7.8.07

Cada macaco no seu galho... agindo feito macaco!

Olha, pensei seriamente em escrever um texto enorme hoje sobre a homofobia e a cabeça de vento daquele técnico que chamou o jogador de homossexual. Depois, fiquei com vontade de escrever um texto enorme sobre o magistrado que pediu o arquivamento do processo e soltou pérolas fantásticas, tais como:

‘Quem se recorda da Copa do Mundo de 1970, quem viu o escrete de outro jogando (Félix, Carlos Alberto, Brito, Everaldo e Piaza; Clodoaldo e Gérson; Jairzinho, Pelé, Tostão e Rivelino), jamais conceberia um ídolo seu homossexual.’, afirma o juiz na sentença. ‘Quem presenciou orquestras futebolísticas [...] não poderia jamais sonhar em vivenciar um homossexual jogando futebol’

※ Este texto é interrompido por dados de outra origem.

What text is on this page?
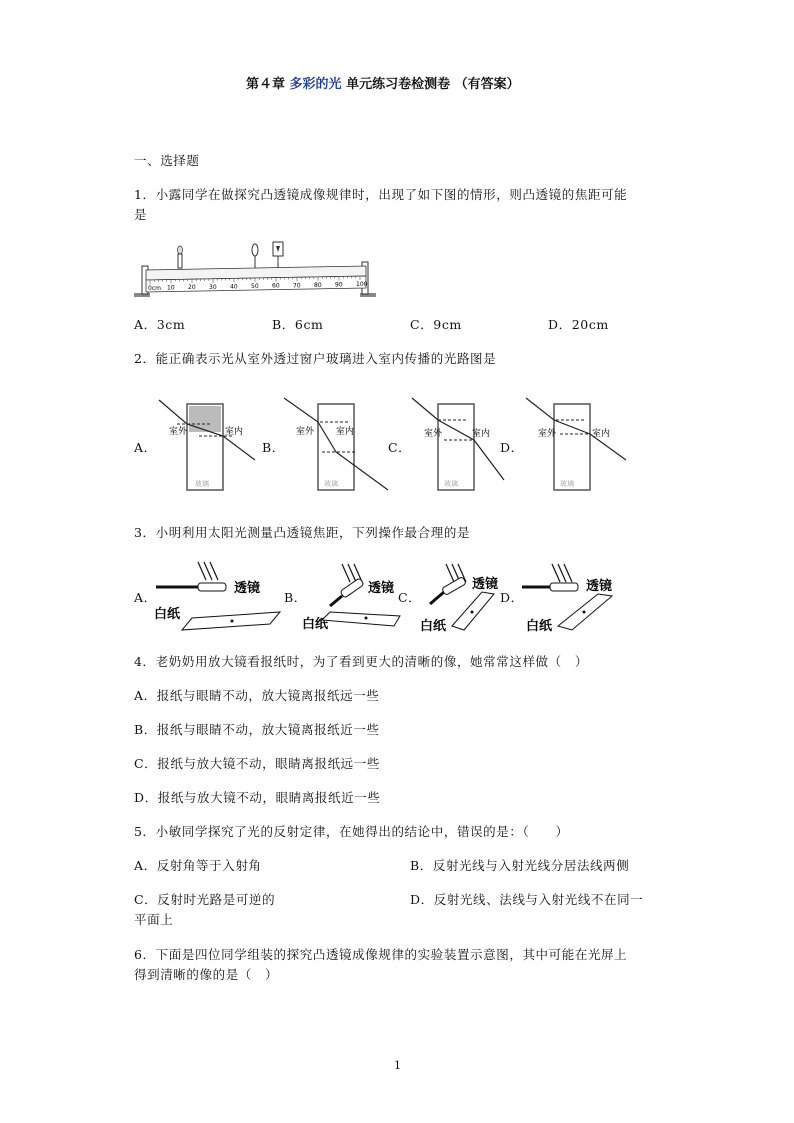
第４章 多彩的光 单元练习卷检测卷 （有答案）
一、选择题
1．小露同学在做探究凸透镜成像规律时，出现了如下图的情形，则凸透镜的焦距可能
是
0cm 10 20 30 40 50 60 70 80 90 100
A．3cm	B．6cm	C．9cm	D．20cm
2．能正确表示光从室外透过窗户玻璃进入室内传播的光路图是
A．	B．	C．	D．
室外	室内
玻璃
室外 室内
玻璃
室外	室内
玻璃
室外	室内
玻璃
3．小明利用太阳光测量凸透镜焦距，下列操作最合理的是
A．	B．	C．	D．
透镜
白纸
透镜
白纸
透镜
白纸
透镜
白纸
4．老奶奶用放大镜看报纸时，为了看到更大的清晰的像，她常常这样做（　）
A．报纸与眼睛不动，放大镜离报纸远一些
B．报纸与眼睛不动，放大镜离报纸近一些
C．报纸与放大镜不动，眼睛离报纸远一些
D．报纸与放大镜不动，眼睛离报纸近一些
5．小敏同学探究了光的反射定律，在她得出的结论中，错误的是：（　　）
A．反射角等于入射角	B．反射光线与入射光线分居法线两侧
C．反射时光路是可逆的	D．反射光线、法线与入射光线不在同一
平面上
6．下面是四位同学组装的探究凸透镜成像规律的实验装置示意图，其中可能在光屏上
得到清晰的像的是（　）
1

Depois disso, pensei em fazer um texto sobre o jogador que vai levantar a bandeira da causa GLBTT (Está certo? Todo ano colocam uma letra nova aí, é gula, mona! É a gula!). Então, cansei já de inicio, vou deixar o ofendido gritar e espernear, afinal, foi o Juiz que disse lá:

Cada um na sua área, cada macaco em seu galho, cada galo em seu terreiro, cada rei em seu baralho.

Então pensei em escrever sobre o Bahamas e o teatro todo que está rolando em volta dele. Desisti, porque pensei que ia aparecer alguma imagem filmada de algum político importante ou assessor que o valha fazendo um sinal de “se fodeu” e o outro fazendo um “toma”. Só que nada aconteceu. Daí eu desisti.

No meio desse turbilhão todo de coisas, ainda vi algumas coisas interessantes para escrever, tais como a remoção de frases islâmicas de jogos americanos ou da falta de cérebro das pessoas por aí, que não conseguem viver as suas vidas e tentam viver a dos outros. Só que cansei de tudo isso e resolvi viver a minha vida um pouco.

Até pensei em escrever sobre a aprovação do Kassab como Prefeito, mas me deu uma preguiça enorme só de imaginar os comentários de pessoas inteligentes dizendo “ah, você tem que assumir que ele é corajoso”. Tsc! Tsc!

Talvez, porque o tempo esteja escasso e eu de saco cheio generalizado com toda essa bosta que não pára de feder.

É, meus amigos, depois vocês não sabem porque eu digo que a solução é o No Way Day, mesmo que agora o que estão pedindo é o No Way Gay. Enfim, que bosta!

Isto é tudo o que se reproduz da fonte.